PROCÉDURES

Des situations génératrices d’erreurs

Mentalpilote 24082015

En moins de quinze ans, dans un passé récent, les États-Unis ont connu 27 accidents au sein de leurs compagnies majeures. Tous avaient, parmi différentes causes, un facteur contributif commun : une erreur de pilote. Il ne s’agissait pas de comportements déviants (laxisme, indiscipline…), les équipages étaient entraînés et expérimentés. La NASA* s’est donc penchée sur l’origine de ces erreurs et a mis en évidence quatre situations propices à leur apparition.
*Loukopoulos, Dismukes, Barshi.

L’erreur est toujours liée à la notion de tâche : non effectuée, réalisée trop tôt, trop tard, incomplètement, dans un mauvais séquencement, ou encore imparfaitement. Ces tâches concernent en majorité la gestion technique de l’avion selon les SOP (Standard Operating Procedures), elles-mêmes subdivisées en sous-tâches et en actions, c’est-à-dire les plus petites unités concrètes (vérification, annonce, manipulation physique).

Or, environ 75 % des tâches dans un cockpit sont assimilables à des contre-mesures. Ne pas exécuter une vérification, une check-list, un changement de cap… équivaut donc à introduire une menace pour la sécurité.

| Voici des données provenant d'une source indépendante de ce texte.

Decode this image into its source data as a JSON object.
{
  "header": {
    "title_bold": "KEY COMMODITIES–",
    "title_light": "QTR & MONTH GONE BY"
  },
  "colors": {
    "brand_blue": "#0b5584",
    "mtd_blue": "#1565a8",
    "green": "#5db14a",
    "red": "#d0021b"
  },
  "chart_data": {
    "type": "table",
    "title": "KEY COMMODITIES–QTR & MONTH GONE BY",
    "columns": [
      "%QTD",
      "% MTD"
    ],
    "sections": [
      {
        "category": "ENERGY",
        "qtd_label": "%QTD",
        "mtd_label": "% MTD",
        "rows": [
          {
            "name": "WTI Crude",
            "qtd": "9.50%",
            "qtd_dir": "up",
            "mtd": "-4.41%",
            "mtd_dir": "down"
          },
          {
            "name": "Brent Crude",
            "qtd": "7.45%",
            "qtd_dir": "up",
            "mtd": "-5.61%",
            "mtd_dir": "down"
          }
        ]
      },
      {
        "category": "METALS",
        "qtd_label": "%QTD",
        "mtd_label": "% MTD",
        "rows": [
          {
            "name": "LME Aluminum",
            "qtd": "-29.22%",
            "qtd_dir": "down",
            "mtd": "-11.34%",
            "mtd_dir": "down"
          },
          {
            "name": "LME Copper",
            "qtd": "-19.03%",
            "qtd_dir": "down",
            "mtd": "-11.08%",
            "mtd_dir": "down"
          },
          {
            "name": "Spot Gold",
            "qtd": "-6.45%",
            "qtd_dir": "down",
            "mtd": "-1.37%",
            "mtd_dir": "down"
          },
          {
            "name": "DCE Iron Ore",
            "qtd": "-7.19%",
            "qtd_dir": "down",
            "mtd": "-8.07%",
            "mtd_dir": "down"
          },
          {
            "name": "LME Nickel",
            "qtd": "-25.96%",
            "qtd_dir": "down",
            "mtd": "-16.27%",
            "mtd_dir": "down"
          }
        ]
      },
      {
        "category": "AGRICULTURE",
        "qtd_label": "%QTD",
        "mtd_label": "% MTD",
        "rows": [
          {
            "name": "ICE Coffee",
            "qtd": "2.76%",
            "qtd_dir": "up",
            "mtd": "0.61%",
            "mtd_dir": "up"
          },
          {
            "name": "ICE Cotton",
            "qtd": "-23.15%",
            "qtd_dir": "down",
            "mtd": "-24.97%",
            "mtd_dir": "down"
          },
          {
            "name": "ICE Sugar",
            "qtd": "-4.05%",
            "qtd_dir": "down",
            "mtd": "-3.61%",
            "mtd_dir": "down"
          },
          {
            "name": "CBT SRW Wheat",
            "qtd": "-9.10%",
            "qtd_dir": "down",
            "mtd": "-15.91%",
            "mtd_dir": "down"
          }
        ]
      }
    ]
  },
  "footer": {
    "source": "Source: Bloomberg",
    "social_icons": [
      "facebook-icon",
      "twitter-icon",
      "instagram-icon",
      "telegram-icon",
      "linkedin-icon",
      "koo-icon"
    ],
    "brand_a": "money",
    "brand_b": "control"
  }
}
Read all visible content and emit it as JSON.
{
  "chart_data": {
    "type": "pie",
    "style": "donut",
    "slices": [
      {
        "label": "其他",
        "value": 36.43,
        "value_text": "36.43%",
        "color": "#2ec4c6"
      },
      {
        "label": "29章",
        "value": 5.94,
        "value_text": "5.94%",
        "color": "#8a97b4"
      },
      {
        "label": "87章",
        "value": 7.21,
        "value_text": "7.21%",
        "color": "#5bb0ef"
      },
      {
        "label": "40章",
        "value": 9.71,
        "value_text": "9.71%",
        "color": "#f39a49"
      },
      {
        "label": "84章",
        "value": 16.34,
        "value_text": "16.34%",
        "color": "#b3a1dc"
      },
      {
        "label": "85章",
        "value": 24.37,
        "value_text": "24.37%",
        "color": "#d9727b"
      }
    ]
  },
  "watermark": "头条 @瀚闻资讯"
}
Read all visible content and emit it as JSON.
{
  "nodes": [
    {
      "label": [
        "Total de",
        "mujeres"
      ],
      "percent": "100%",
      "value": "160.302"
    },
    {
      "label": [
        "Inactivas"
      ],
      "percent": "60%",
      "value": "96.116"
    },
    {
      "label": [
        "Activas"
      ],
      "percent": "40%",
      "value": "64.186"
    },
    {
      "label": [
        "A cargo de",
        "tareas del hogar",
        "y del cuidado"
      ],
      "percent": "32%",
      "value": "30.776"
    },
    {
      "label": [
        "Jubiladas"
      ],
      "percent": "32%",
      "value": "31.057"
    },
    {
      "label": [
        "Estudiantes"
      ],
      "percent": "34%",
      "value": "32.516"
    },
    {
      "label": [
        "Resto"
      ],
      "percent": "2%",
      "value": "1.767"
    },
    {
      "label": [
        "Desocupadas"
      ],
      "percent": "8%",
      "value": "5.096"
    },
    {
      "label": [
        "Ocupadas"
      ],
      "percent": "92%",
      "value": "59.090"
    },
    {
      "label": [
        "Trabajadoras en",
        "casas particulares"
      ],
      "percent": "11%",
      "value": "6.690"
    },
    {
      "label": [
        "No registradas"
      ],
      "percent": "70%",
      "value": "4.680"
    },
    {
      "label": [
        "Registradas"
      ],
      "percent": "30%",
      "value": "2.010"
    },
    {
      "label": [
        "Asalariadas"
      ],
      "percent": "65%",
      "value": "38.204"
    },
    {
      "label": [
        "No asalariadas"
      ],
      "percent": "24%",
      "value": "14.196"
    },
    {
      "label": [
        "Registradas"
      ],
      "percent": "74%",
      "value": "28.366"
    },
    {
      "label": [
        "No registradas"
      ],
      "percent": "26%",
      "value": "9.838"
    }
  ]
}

On comprend dès lors pourquoi, lorsqu’un équipage est débordé, les erreurs – donc les menaces – apparaissent rapidement.

Prenons l’exemple d’une Check-list Approche :

  • Fasten Seat Belts : On → lecture + vérification(s) + annonce(s) = 3 actions

  • No Smoking : On → 3 actions

  • Avionics + Radios : Set → 6 actions

  • Altimeters : Set & Crosschecked → 3 actions

  • Landing Lights : On → 3 actions

  • Auto Spoilers : Arm → 3 actions

  • Autobrake : Set → 3 actions

Total : 7 tâches = 24 actions, à synchroniser en équipage, en quelques dizaines de secondes. Sans oublier la Do-list

L’être humain ne pouvant pas effectuer correctement deux tâches simultanées, il doit régulièrement « switcher » d’une tâche à l’autre. Certaines activités automatiques, comme le pilotage manuel, peuvent être réalisées en parallèle, mais elles demandent toujours un minimum d’attention. On retrouve le même principe chez l’automobiliste qui téléphone en conduisant : son risque d’accident est multiplié par quatre.

Le pilote doit donc partager ses ressources entre la perception de son environnement et la gestion de son avion. La plupart des tâches doivent être effectuées à des moments précis dans le temps et dans l’espace :

  • suivi de trajectoire IFR ;

  • phénomènes météorologiques ;

  • surveillance du trafic ;

  • etc.

Certaines tâches, en revanche, sont imprévisibles : une instruction ATC, une alarme (master caution), etc.

Dans les phases critiques comme l’approche, les marges de manœuvre temporelles se réduisent. Une surcharge cognitive (présente dans près de 50 % des accidents) apparaît lorsque la somme des entrées et sorties devient excessive. Le pilote « déleste » alors son activité mentale, généralement en sacrifiant la perception de son environnement. La conscience de la situation se rétracte et peut mener à une perte de contrôle de type CFIT (Controlled Flight Into Terrain).

Airbus CRM (ACRM) décrit deux ressources essentielles pour maintenir le contrôle de la situation :

  1. Les ressources mentales nécessaires pour contrôler les actions physiques.

  2. Les ressources mentales nécessaires pour maintenir la conscience de la situation.

Chacune de ces ressources a des limites. L’ACRM vise à entraîner les équipages à rester dans une « zone tampon » de sécurité, évitant de les pousser au maximum de leurs capacités. Cette marge protège contre la spirale risque/erreur.

En résumé, les ressources mentales du pilote sont séquentielles et limitées. L’étude de la NASA a identifié plusieurs situations typiques favorisant l’erreur :

  • Diversion de l’attention / interruption de tâche : un appel ATC, une intervention cabine, une remarque depuis le jumpseat, ou un simple moment d’inattention.

  • Séquence de tâches perturbée : par exemple, saisie des données FMS retardée par une opération de dernière minute, ou un item MEL venant perturber une procédure.

  • Apparition de tâches imprévues : instruction ATC immédiate (« Prenez le TWY D ») ou différée (« Rappelez en passant 5000 ft »), qui doivent être mémorisées.

  • Chevauchement de tâches multiples : situation fréquente en approche, lorsqu’un contrôle ATC modifie un cap pendant l’exécution d’une check-list.

Interruptions, séquences perturbées, tâches supplémentaires, chevauchements : autant de signaux qui doivent éveiller la vigilance des équipages.